ConFindr looks for both intra-species and inter-species contamination in raw reads, which can cause misassemblies and erroneous downstream analysis. More details on ConFindr can be found on GitHub.

How do I use it?

Subject

In the Subject field, put ConFindr. Spelling counts, but case sensitivity doesn't.

Description

All you need to put in the description is a list of SEQIDs you want to detect contamination in, one per line.

Example

For an example ConFindr, see issue 12881.

Interpreting Results

When your request is complete, a file called confindr_output.zip will be uploaded. This contains two files: confindr_log.txt, and confindr_report.csv.

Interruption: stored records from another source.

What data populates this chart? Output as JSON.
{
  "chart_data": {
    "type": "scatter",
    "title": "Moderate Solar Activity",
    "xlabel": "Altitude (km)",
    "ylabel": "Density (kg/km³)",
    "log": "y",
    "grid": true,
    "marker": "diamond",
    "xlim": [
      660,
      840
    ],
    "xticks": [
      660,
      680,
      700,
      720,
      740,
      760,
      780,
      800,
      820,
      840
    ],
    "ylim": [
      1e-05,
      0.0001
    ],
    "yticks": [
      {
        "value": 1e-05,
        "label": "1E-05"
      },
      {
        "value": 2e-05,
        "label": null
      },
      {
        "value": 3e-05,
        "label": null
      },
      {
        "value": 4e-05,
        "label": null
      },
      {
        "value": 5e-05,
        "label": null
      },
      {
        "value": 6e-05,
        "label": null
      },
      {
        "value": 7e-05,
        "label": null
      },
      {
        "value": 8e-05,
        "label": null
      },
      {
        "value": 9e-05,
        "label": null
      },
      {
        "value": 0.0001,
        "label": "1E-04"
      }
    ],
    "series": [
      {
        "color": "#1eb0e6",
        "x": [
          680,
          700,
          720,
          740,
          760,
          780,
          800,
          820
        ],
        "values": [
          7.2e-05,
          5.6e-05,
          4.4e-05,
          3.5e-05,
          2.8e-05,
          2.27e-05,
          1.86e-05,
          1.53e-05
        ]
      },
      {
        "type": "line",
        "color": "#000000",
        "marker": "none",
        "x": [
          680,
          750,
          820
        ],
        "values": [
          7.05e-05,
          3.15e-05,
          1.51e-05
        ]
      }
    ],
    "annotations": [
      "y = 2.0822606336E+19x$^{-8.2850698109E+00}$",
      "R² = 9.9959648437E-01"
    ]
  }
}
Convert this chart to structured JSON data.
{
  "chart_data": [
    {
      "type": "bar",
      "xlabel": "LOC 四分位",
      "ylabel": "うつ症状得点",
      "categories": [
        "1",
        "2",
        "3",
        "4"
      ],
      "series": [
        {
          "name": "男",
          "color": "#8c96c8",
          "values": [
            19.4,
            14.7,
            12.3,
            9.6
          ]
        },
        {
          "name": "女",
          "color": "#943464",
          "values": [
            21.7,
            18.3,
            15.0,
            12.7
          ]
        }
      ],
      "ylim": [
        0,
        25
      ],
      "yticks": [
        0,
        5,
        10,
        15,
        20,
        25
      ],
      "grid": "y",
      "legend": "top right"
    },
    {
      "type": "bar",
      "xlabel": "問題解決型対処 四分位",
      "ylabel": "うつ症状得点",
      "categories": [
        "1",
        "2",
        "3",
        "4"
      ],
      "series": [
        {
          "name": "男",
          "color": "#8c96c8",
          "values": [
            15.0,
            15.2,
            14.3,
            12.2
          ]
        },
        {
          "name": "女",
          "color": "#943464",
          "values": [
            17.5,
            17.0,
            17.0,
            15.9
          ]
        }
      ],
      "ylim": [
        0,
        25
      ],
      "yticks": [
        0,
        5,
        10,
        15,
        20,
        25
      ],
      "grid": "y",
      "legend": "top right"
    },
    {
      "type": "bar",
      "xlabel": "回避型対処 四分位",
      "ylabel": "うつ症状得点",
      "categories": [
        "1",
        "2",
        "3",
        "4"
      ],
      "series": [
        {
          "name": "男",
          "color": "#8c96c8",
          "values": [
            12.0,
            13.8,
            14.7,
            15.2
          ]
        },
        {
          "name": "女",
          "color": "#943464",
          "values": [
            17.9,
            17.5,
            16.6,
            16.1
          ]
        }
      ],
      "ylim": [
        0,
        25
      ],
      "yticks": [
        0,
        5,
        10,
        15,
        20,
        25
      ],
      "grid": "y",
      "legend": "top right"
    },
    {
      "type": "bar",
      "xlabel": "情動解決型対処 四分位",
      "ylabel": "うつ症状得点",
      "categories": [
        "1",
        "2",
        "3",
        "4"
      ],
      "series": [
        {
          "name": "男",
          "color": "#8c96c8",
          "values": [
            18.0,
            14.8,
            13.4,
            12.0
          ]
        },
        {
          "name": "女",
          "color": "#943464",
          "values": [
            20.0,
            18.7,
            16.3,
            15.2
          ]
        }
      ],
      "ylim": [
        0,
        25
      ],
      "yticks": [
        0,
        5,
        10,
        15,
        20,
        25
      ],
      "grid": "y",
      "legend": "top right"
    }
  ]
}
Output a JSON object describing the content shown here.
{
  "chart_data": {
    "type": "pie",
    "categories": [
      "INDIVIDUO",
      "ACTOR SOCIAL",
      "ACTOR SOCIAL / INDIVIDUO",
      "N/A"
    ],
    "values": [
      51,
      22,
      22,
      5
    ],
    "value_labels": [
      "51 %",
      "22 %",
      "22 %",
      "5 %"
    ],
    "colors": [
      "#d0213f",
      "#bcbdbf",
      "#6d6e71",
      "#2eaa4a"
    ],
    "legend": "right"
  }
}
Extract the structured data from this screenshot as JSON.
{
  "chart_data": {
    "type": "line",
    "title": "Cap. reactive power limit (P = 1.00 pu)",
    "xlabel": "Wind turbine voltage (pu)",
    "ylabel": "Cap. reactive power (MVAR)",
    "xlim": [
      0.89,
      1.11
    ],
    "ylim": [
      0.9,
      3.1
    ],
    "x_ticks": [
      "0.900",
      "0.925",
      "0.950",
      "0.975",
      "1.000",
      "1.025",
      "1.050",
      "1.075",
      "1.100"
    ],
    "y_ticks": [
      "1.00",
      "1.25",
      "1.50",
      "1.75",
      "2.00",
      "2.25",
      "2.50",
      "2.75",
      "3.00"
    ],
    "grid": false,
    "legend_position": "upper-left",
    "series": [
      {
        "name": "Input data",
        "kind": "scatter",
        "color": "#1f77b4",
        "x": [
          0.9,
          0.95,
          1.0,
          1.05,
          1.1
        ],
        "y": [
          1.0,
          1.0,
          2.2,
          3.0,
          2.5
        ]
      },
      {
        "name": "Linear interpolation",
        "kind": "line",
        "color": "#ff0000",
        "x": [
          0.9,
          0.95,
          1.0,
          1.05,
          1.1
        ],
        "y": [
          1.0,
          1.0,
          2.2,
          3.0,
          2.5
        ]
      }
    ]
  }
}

The report file contains 5 columns:

  • Sample: The name of the sample
  • Genus: What ConFindr thinks the genus of the sample is. If ConFindr finds more than one genus, both will be listed here.
  • NumContamSNVs: How many times ConFindr found something that looked like a contaminating SNV. Anything 3 or over is enough to call a sample as contaminated.
  • NumUniqueKmers: How many unique kmers were found for the rMLST genes. If this number is over 45000, a sample is called as contaminated.
  • ContamStatus: Shown as True if ConFindr thinks a sample is contaminated, and False if the sample is thought to be clean.

The log file can mostly be ignored - if any unexpected errors come up, we may use it for debugging purposes.

How long does it take?

ConFindr will take between 1 and 2 minutes for each sample.

What can go wrong?

1) Requested SEQIDs are not available. If we can't find some of the SEQIDs that you request, you will get a warning message informing you of it.